Jason Pierre-Paul Contract Guarantees
The deal has $29 million (47%) fully guaranteed at signing with $40 million (65%) in partial guarantees. The fully guaranteed money comes in the form of his $20-million signing bonus, his 2017 base and $6.5 million of his 2018 base, which puts him fifth among defensive ends. The dead money is overwhelming in year one ($29M) and two ($22.5M). With $10 million in dead money in 2019, JPP is assured to see the nearly $50 million through year three.
Jason Pierre-Paul Contract Cap Hits
The large signing bonus and low first-year base creates the artificially low $7.25-million cap figure in 2017 (adjusted for the 12 games of LTBE roster bonus). After this coming season, his cap number turns into a large percentage of the team’s cap. The team will have between $35.5 million and $39 million invested in its starting defensive ends for the three years from 2018 through 2020.

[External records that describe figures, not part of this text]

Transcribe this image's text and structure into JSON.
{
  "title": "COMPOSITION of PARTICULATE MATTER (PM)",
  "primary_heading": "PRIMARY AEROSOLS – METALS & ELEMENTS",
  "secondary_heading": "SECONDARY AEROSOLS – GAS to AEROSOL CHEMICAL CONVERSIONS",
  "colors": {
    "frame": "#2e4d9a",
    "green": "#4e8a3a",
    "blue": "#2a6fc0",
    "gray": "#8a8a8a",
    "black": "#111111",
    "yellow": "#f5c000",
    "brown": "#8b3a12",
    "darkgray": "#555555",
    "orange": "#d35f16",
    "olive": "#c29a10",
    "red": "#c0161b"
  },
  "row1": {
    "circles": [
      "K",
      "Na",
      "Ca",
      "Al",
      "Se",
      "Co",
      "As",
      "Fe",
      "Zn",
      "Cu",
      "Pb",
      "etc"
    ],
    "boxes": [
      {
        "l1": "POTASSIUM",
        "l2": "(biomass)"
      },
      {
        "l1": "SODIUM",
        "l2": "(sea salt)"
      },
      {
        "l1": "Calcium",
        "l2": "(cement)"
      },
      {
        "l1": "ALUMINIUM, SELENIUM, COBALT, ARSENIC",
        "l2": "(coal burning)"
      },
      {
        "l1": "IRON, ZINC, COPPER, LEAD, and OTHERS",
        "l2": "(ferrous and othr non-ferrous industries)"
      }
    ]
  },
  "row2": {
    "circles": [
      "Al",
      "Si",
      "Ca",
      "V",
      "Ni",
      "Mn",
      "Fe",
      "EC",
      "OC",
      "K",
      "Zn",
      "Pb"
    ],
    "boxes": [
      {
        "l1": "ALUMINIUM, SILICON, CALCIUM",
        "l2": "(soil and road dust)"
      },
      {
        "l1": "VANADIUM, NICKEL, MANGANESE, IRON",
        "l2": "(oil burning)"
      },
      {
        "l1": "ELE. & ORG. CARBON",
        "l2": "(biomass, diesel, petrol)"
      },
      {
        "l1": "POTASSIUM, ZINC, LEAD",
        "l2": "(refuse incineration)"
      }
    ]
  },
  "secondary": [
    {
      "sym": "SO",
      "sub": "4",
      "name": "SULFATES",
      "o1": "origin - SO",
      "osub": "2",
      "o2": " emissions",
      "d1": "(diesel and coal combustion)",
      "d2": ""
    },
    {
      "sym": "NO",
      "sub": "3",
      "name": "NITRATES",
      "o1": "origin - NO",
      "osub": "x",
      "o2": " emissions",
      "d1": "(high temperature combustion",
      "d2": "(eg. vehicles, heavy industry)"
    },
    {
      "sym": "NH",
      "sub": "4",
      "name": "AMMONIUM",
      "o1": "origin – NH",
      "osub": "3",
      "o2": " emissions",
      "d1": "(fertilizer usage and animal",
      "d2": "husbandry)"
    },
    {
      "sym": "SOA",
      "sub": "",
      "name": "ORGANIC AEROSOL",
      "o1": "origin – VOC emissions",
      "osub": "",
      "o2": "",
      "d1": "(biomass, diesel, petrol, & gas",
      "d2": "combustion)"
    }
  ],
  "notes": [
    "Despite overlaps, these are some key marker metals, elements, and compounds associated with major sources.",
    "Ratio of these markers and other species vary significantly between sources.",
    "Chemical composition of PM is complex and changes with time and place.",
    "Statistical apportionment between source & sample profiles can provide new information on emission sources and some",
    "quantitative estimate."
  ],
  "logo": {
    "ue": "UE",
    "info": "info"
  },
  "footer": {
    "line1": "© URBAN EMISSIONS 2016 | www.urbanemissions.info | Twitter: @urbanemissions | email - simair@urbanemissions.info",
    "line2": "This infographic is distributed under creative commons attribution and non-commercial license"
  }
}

Jason Pierre-Paul Contract Summary
Jason Pierre-Paul has proven he’s still a force despite the Fourth of July accident that cost him 2.5 fingers in 2015, posting seven sacks and 17 QB hits in 12 games last season. Although he finally received a multi-year contract, it’d be interesting to know if Pierre-Paul wanted to hit free agency a year sooner or if the Giants weren’t willing to offer the $15.5-million APY over an additional season or two. His APY makes the former South Florida product the second-highest-paid 4-3 defensive end, only behind teammate Olivier Vernon.
*Contract information from Over The Cap, Spotrac, Pro Football Talk, and/or other sources.